The probability of an event is defined as the proportion of times an event would occur if the chances for occurrence were infinite. Another way to say this is that the probability of an event is the ratio of the number of ways the event can occur to the number of ways any event can occur. Although we constantly assess probabilities in our daily lives, there are times when our intuitive ideas about probability are incorrect. For example, the gambler’s fallacy is the mistaken belief that the probability of a particular event changes with a long string of the same event. We often say that a team that has lost many times in a row is due to win, as though the string of losses had changed the probability of the team’s winning.

To you as an individual, probability means probability, not certainty. Probabilities should be considered patterns or tendencies, not guarantees about what will happen to you personally. Theoretical probability, on the other hand, is the way events are supposed to work in terms of formal probability theory. Real-world, or empirical, probability is based on experience, whereas subjective probability is our personal probability, formed on the basis of our own perspective on the world. Bayesian statistics uses subjective probability as a starting point for assessing a subsequent probability. The Bayesian approach to making statistical inferences involves the use of these subjective, prior probabilities, which makes this approach controversial.

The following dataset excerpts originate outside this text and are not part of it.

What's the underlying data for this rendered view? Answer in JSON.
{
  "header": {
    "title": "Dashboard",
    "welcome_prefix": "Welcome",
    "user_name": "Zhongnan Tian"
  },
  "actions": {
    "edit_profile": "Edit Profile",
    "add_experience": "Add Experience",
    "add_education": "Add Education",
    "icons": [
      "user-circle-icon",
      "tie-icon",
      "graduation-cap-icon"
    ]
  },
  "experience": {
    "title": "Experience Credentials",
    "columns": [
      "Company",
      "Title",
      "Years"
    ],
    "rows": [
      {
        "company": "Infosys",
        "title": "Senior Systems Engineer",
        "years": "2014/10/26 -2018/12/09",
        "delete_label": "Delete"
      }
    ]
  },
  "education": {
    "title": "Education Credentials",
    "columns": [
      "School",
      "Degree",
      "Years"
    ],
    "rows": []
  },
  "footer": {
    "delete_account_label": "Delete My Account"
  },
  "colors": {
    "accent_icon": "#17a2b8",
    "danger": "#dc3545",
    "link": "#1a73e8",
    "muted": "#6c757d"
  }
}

The addition rule states that for independent events the probability of either one event or another is equal to the sum of the probabilities of the individual events. The multiplication rule determines the probability of a series of events. The multiplication rule states that the probability of two or more independent events occurring on separate occasions is the product of their individual probabilities. Conditional probability is the probability of an event given that another event has already occurred. The multiplication rule can be modified to determine the probability of nonindependent events.

The binomial distribution—a simple theoretical probability distribution—is based on events for which there are only two possible outcomes on each occurrence of the event. Coin-flipping examples are often used to illustrate the construction of a binomial distribution. Two important features of the binomial are that when p = .5, the distribution is symmetrical, and as the number of trials increases, the binomial more and more closely approximates the normal probability distribution.